Corriere della Sera, 1 agosto 2023
In morte di Luca Di Meo
È scomparso all’età di 59 anni, dopo una terribile malattia, lo scrittore Luca Di Meo. Conosciuto nel mondo letterario con lo pseudonimo di Wu Ming 3, era uno dei membri fondatori del Luther Blissett Project (1994-99), nonché del famoso collettivo di scrittori Wu Ming. Insieme agli altri quattro autori – Roberto Bui, Giovanni Cattabriga, Federico Guglielmi e Riccardo Pedrini —, ha segnato il mondo editoriale attraverso la precisa scelta di un controverso e coriaceo anonimato (occasionalmente interrotto da eventi pubblici in gruppo), atto a introdurre un’innovativa visione dell’opera letteraria, grazie, soprattutto, alla forza di un’identità basata sul carismatico peso dell’opacità.
Con Wu Ming – che significa «senza nome» —, Di Meo ha partecipato alla stesura di un’ottima serie di opere che hanno segnato un nuovo modo di fare e intendere la letteratura. Si tratta della creazione di romanzi storici, articolati secondo tempi diversi e sottotrame tentacolari, dalla rocambolesca potenza narrativa. Un mondo ampio fatto di un incredibile numero di vicende, scandite sotto una lente seria e carnevalesca, attraverso una lingua dalla forza immaginativa, bellica, sociale, quasi antipolitica, dall’insolente gusto trasversale.
Come in Manituana (Einaudi, 2007), prima anta del «Trittico dell’Atlantico» in cui, negli ultimi trent’anni del XVIII secolo, si raccontano, attraverso una magnifica gestione avventurosa, non solo le guerre tra lealisti e ribelli che portarono alla fondazione degli Stati Uniti d’America, ma anche vicende dall’aura potentemente piratesca ed etica con protagonisti le tribù indiane del posto.
Ma non è solo in Manituana che si apprezza la profonda qualità narratologica di Wu Ming (sembra di leggere sulle pagine i colossal cinematografici anni Sessanta della Universal Pictures, ora molto più underground), è altresì in 54 (Einaudi, 2002), dove l’ampiezza storica – a partire dal 1954 —, si intreccia, con inventiva, lungo le questioni spionistiche relative al Partito comunista del tempo (tra Italia, Jugoslavia, Costa Azzurra), coinvolgendo anche l’assurda figura di Cary Grant.
Lo stile
Il collettivo aveva puntato sul romanzo storico con una lingua evocativa e potente
È però soprattutto con Q (Einaudi, 1999), romanzo finalista al Premio Strega 1999, firmato dal collettivo Luther Blissett, che Di Meo e gli altri quattro autori acquisiscono notorietà. Senza mai perdere la loro tensione a una radicalità nell’inquinare, in maniera pittoresca, la storia, anzi tingendola di furiosa e colorata eresia. Q è ambientato nel Cinquecento. Vede come protagonista un eretico anabattista, costretto a celarsi, cambiando costantemente identità, per via dell’Inquisizione la quale ha spedito sulle sue tracce la spia di un cardinale di Roma, Q.

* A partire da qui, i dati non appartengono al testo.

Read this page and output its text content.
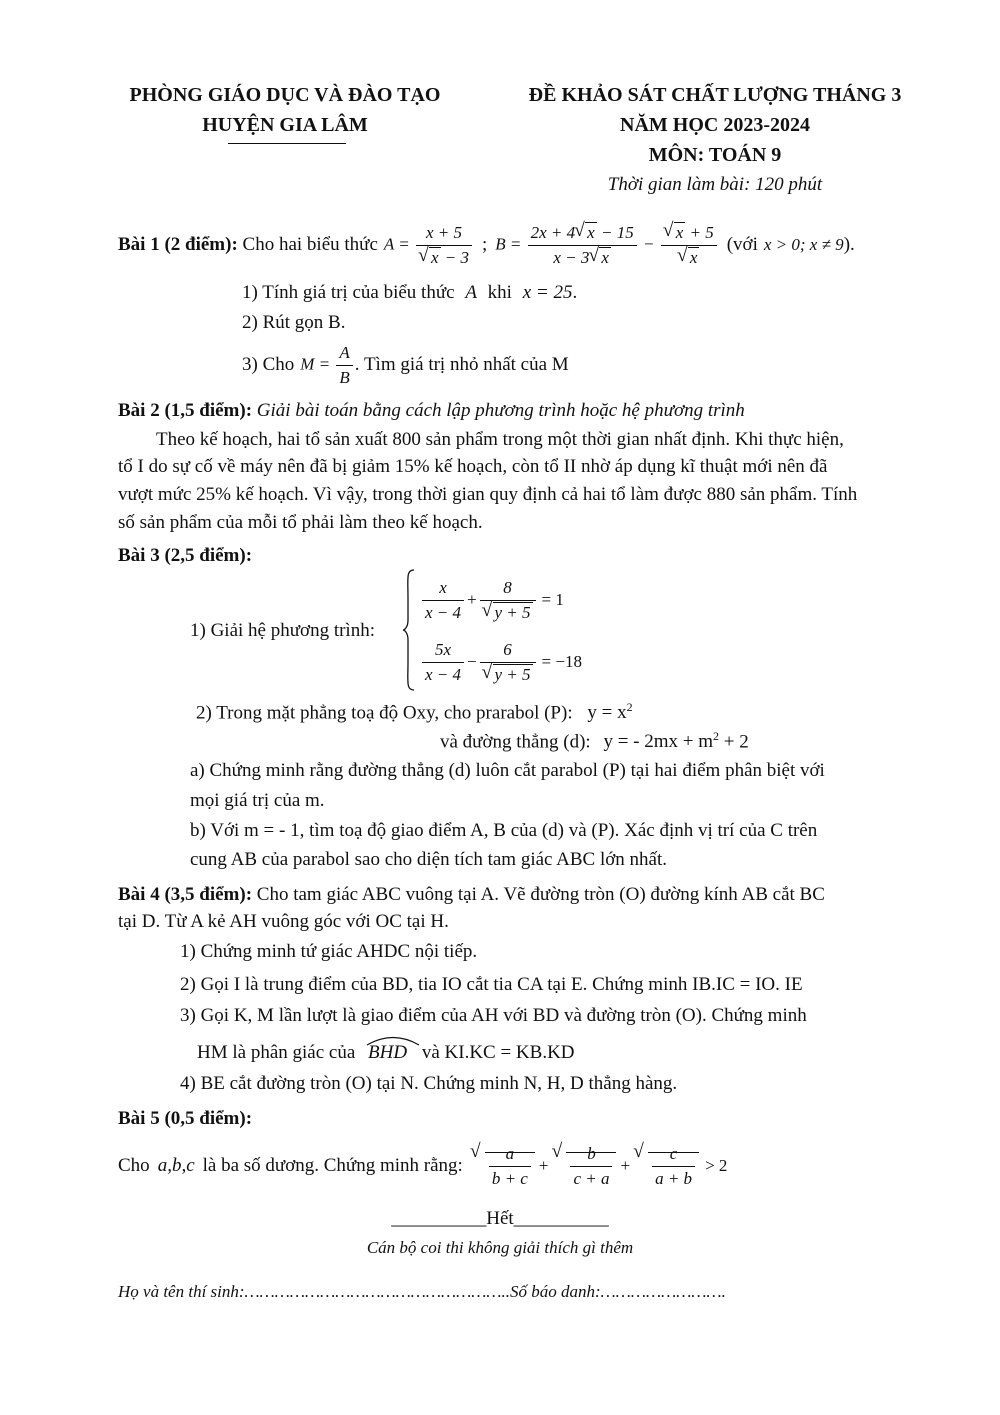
PHÒNG GIÁO DỤC VÀ ĐÀO TẠO
HUYỆN GIA LÂM
ĐỀ KHẢO SÁT CHẤT LƯỢNG THÁNG 3
NĂM HỌC 2023-2024
MÔN: TOÁN 9
Thời gian làm bài: 120 phút
Bài 1 (2 điểm):
Cho hai biểu thức A = x + 5
√ x − 3 ; $B = \frac{2x + 4 √ x - 15}{x - 3 √ x}$ − √ x + 5
√ x (với x > 0; x ≠ 9 ).
1) Tính giá trị của biểu thức A khi x = 25.
2) Rút gọn B.
3) Cho $M = \frac{A}{B}$ . Tìm giá trị nhỏ nhất của M
Bài 2 (1,5 điểm): Giải bài toán bằng cách lập phương trình hoặc hệ phương trình
Theo kế hoạch, hai tổ sản xuất 800 sản phẩm trong một thời gian nhất định. Khi thực hiện,
tổ I do sự cố về máy nên đã bị giảm 15% kế hoạch, còn tổ II nhờ áp dụng kĩ thuật mới nên đã
vượt mức 25% kế hoạch. Vì vậy, trong thời gian quy định cả hai tổ làm được 880 sản phẩm. Tính
số sản phẩm của mỗi tổ phải làm theo kế hoạch.
Bài 3 (2,5 điểm):
1) Giải hệ phương trình:
$\frac{x}{x - 4} + 8$
√ y + 5 = 1
$\frac{5x}{x - 4} - 6$
√ y + 5 = −18
2) Trong mặt phẳng toạ độ Oxy, cho prarabol (P): $y = x^2$
và đường thẳng (d): y = - $2mx + m^2 + 2$
a) Chứng minh rằng đường thẳng (d) luôn cắt parabol (P) tại hai điểm phân biệt với
mọi giá trị của m.
b) Với m = - 1, tìm toạ độ giao điểm A, B của (d) và (P). Xác định vị trí của C trên
cung AB của parabol sao cho diện tích tam giác ABC lớn nhất.
Bài 4 (3,5 điểm): Cho tam giác ABC vuông tại A. Vẽ đường tròn (O) đường kính AB cắt BC
tại D. Từ A kẻ AH vuông góc với OC tại H.
1) Chứng minh tứ giác AHDC nội tiếp.
2) Gọi I là trung điểm của BD, tia IO cắt tia CA tại E. Chứng minh IB.IC = IO. IE
3) Gọi K, M lần lượt là giao điểm của AH với BD và đường tròn (O). Chứng minh
HM là phân giác của BHD và KI.KC = KB.KD
4) BE cắt đường tròn (O) tại N. Chứng minh N, H, D thẳng hàng.
Bài 5 (0,5 điểm):
Cho a,b,c là ba số dương. Chứng minh rằng: √ $\frac{a}{b + c}$ + √ $\frac{b}{c + a}$ + √ $\frac{c}{a + b} > 2$
__________Hết__________
Cán bộ coi thi không giải thích gì thêm
Họ và tên thí sinh:……………………………………………..Số báo danh:…………………….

Un libro collettivo, il quale, grazie a una prima persona invasa da dati storici mai lineari (obiettivo del romanzo è, infatti, essere un rebus dentro e contro la storia che il lettore deve accettare), si conferma una specie di rompicapo pauroso, pregno di ideali, nonché il più conosciuto manifesto letterario del collettivo. Un manifesto di successo, il loro, che è, a conti fatti, incentrato su una narrativa radicale dove la storia è una mappa che può essere invasa di elementi reali e non. Lo è al di là della funzione misteriosa che possiede l’invisibilità di facciata degli autori. È la loro scrittura, dunque, in grado di permettere un attacco carismatico alle questioni più abissali della contemporaneità: dalle politiche alle religiose, passando per quelle esistenziali.
Luca Di Meo (Wu Ming 3) si era poi distaccato dal gruppo tra il 2008 e il 2009, suo il progetto sul calcio Fútbologia come il documentario Nel pallone. Tuttavia, come nello spirito del collettivo – che lo ricorda con sincera e toccante delicatezza dando notizia della sua scomparsa —, non perderà la grandezza della sua maschera fondativa, né il ruolo apicale, né il talento silenzioso, ora nell’invisibile e mai.